Internet favorise-t-il la prolifération des crimes?
Les faits divers rapportés par les médias nous donnent l’impression qu’il y a de plus en plus d’activités criminelles auxquelles est accolé le qualificatif «cyber». Des jeunes se harcèlent à l’école et continuent de le faire sur Facebook. Parfois, c’est peu de chose, mais parce qu’on y ajoute le préfixe «cyber», on veut en faire une activité criminelle grave afin de mobiliser les autorités. En fait, ramener la cybercriminalité à une série de gestes, comme l’arnaque financière, le piratage ou les activités des prédateurs sexuels, n’est pas une façon très productive d’aborder la question. Ces mêmes crimes sont aussi commis en dehors du réseau Internet, où ils sont d’ailleurs beaucoup plus fréquents.

Qu’est-ce au juste que la cybercriminalité?

De façon très générale, la cybercriminalité est une conduite indésirable qui s’observe sur le réseau Internet. C’est l’État qui détermine, par des lois, ce qui est désirable et ce qui ne l’est pas. La définition de la cybercriminalité peut donc changer d’une année à l’autre, parfois d’un mois à l’autre. Ainsi, au Canada, nous sommes présentement dans une période intense de législation sur ce que les gens peuvent et ne peuvent pas faire sur Internet. Pensons à la révision de la Loi sur les droits d’auteur, qui concerne le téléchargement de fichiers, un geste que bien des internautes posaient sans que les autorités n’interviennent.

Au Canada, le téléchargement d’œuvres protégées par la loi n’est pas un crime au sens strict du Code criminel, alors que c’est le cas aux États-Unis. Dans les deux pays, toutefois, cette activité correspond à la définition générale de cybercriminalité, ce qui montre qu’il s’agit d’un concept assez difficile à cerner en une définition simple et définitive.

La cybercriminalité semble frapper notre imagination. Pourquoi?
Le «cyber», l’Internet et l’informatique donnent l’impression de nouveauté, ce qui plaît aux médias qui sont constamment à la recherche de la nouvelle. Les médias ne sont pas les seuls fautifs. S’ils nous racontaient des histoires que nous connaissons déjà, nous risquerions d’aller voir ailleurs. Le «cyberflânage» au travail est un bon exemple d’un supposé nouveau délit. Dans le fond, il n’y a rien de nouveau à ce que certaines personnes perdent leur temps au travail. Au lieu de le faire en jasant avec leurs collègues, ils vont sur Internet.

Quels sont les fondements des données qui circulent sur la cybercriminalité?
Des affirmations ridicules courent, comme de dire qu’il y a, à tout moment de la journée, 50 000 prédateurs sexuels actifs sur Internet. En général, de tels chiffres ne reposent sur aucune base solide, mais ils suffisent pour faire retentir la sonnette d’alarme. Cette insécurité favorise la vente de nouveaux produits et conseils de sécurité ainsi que la promulgation de nouvelles lois contraignantes.
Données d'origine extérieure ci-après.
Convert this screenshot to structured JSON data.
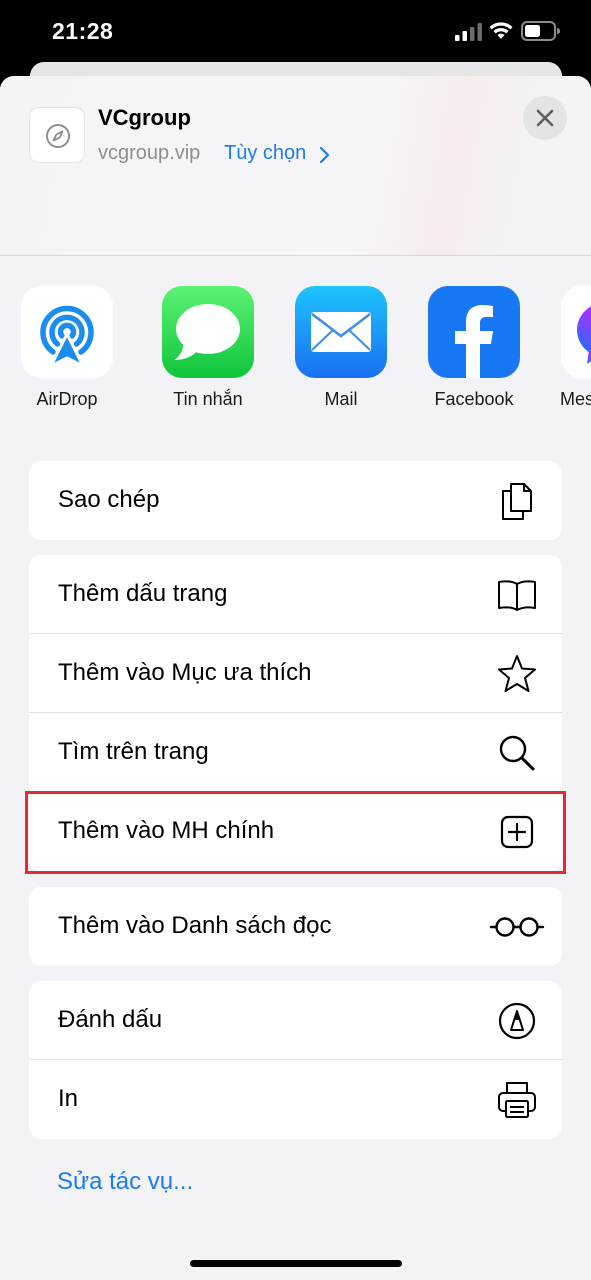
{
  "status_bar": {
    "time": "21:28",
    "signal_icon": "cellular-signal-icon",
    "wifi_icon": "wifi-icon",
    "battery_icon": "battery-icon"
  },
  "share_header": {
    "title": "VCgroup",
    "url": "vcgroup.vip",
    "options_label": "Tùy chọn",
    "site_icon": "compass-icon",
    "close_icon": "close-icon"
  },
  "apps": [
    {
      "label": "AirDrop",
      "icon": "airdrop-icon"
    },
    {
      "label": "Tin nhắn",
      "icon": "messages-icon"
    },
    {
      "label": "Mail",
      "icon": "mail-icon"
    },
    {
      "label": "Facebook",
      "icon": "facebook-icon"
    },
    {
      "label": "Mes",
      "icon": "messenger-icon"
    }
  ],
  "actions": {
    "copy": {
      "label": "Sao chép",
      "icon": "copy-icon"
    },
    "add_bookmark": {
      "label": "Thêm dấu trang",
      "icon": "book-icon"
    },
    "add_favorites": {
      "label": "Thêm vào Mục ưa thích",
      "icon": "star-icon"
    },
    "find_on_page": {
      "label": "Tìm trên trang",
      "icon": "search-icon"
    },
    "add_home_screen": {
      "label": "Thêm vào MH chính",
      "icon": "plus-square-icon"
    },
    "add_reading_list": {
      "label": "Thêm vào Danh sách đọc",
      "icon": "glasses-icon"
    },
    "markup": {
      "label": "Đánh dấu",
      "icon": "markup-pen-icon"
    },
    "print": {
      "label": "In",
      "icon": "printer-icon"
    }
  },
  "edit_actions_label": "Sửa tác vụ...",
  "colors": {
    "accent": "#1a7cf5",
    "highlight": "#e12b37",
    "sheet_background": "#f2f2f7"
  }
}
Y a-t-il une conspiration derrière la cyberinsécurité?
Ce n’est pas une conspiration, mais il est certain que des personnes et des organisations profitent énormément de notre insécurité vis-à-vis Internet. L’industrie de la sécurité informatique essaie de convaincre les gens qu’ils ont besoin d’une foule de moyens pour assurer leur sécurité sur le Web. Le gouvernement nous dit aussi qu’il y a tellement de risques pour les personnes et les entreprises, qu’il est important de le laisser créer de nouvelles lois pour réduire la capacité des pirates informatiques et autres gens malhonnêtes à nous faire du mal par Internet.

Je pense qu’il s’agit un peu de théâtre pour vendre la sécurité et surtout de vendre l’insécurité. Il y a évidemment des gens mal intentionnés qui rôdent dans Internet, mais quelle est la menace réelle? La réponse des gouvernements et de l’industrie est souvent disproportionnée par rapport aux risques.
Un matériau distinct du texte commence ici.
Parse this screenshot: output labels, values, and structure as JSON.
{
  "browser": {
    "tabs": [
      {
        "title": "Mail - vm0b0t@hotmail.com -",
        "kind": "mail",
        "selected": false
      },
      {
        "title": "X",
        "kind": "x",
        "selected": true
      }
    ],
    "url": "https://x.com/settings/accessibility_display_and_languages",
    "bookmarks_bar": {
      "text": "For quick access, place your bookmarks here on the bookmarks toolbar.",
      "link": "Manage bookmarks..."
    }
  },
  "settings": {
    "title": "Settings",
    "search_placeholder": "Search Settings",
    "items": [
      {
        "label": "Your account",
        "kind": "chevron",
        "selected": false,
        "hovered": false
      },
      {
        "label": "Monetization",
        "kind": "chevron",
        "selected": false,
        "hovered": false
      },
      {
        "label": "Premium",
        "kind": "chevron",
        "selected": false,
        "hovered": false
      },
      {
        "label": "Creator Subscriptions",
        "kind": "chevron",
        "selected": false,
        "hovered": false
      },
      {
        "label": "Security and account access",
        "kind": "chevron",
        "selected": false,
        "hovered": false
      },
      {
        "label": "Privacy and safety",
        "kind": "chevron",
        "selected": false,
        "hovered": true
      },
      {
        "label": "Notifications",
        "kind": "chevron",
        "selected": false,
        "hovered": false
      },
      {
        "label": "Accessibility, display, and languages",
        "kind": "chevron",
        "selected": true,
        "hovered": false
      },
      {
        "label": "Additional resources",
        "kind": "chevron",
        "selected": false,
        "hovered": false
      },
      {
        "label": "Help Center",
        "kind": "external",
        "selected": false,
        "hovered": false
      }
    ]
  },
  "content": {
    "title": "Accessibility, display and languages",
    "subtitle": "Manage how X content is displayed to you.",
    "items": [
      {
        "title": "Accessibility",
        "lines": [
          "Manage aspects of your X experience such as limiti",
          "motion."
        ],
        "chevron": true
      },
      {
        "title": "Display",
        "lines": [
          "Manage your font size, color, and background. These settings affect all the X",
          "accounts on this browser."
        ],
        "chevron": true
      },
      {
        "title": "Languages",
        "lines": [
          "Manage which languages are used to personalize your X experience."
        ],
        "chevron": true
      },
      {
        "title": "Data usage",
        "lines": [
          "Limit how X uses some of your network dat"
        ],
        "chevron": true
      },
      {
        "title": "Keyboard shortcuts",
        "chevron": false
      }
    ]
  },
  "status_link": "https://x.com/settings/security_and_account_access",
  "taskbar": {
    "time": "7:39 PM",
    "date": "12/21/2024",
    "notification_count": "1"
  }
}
Comment expliquer que la cyberinsécurité soit si répandue?
La perception du risque est d’abord liée à la notion de contrôle. Par exemple, lorsque je conduis une automobile, je tiens le volant et j’actionne les pédales. J’ai le sentiment de bien la contrôler. Le risque vient des autres et je peux m’en accommoder. Incidemment, plusieurs études montrent que les gens ont tendance à surestimer leurs compétences comme conducteur. Par contre, en avion, je ne contrôle rien. L’absence de contrôle fait en sorte que les gens craignent davantage de prendre l’avion, même si les accidents graves de la route sont beaucoup plus fréquents que les écrasements d’avion. Outre le sentiment de contrôle, la familiarité est sécurisante. Moins je connais une chose, plus je la crains.

Internet constitue donc un terrain fertile…

Pour la grande majorité des gens, Internet est un phénomène relativement nouveau. Il y a encore une certaine appréhension, une méconnaissance de la technologie. Comme parents, il est normal de vouloir protéger ses enfants. Avant l’arrivée d’Internet, la maison familiale était un rempart. Mais avec Internet et les médias sociaux, comment faire pour assurer la protection de ses enfants lorsqu’ils sont victimes de harcèlement sur Facebook?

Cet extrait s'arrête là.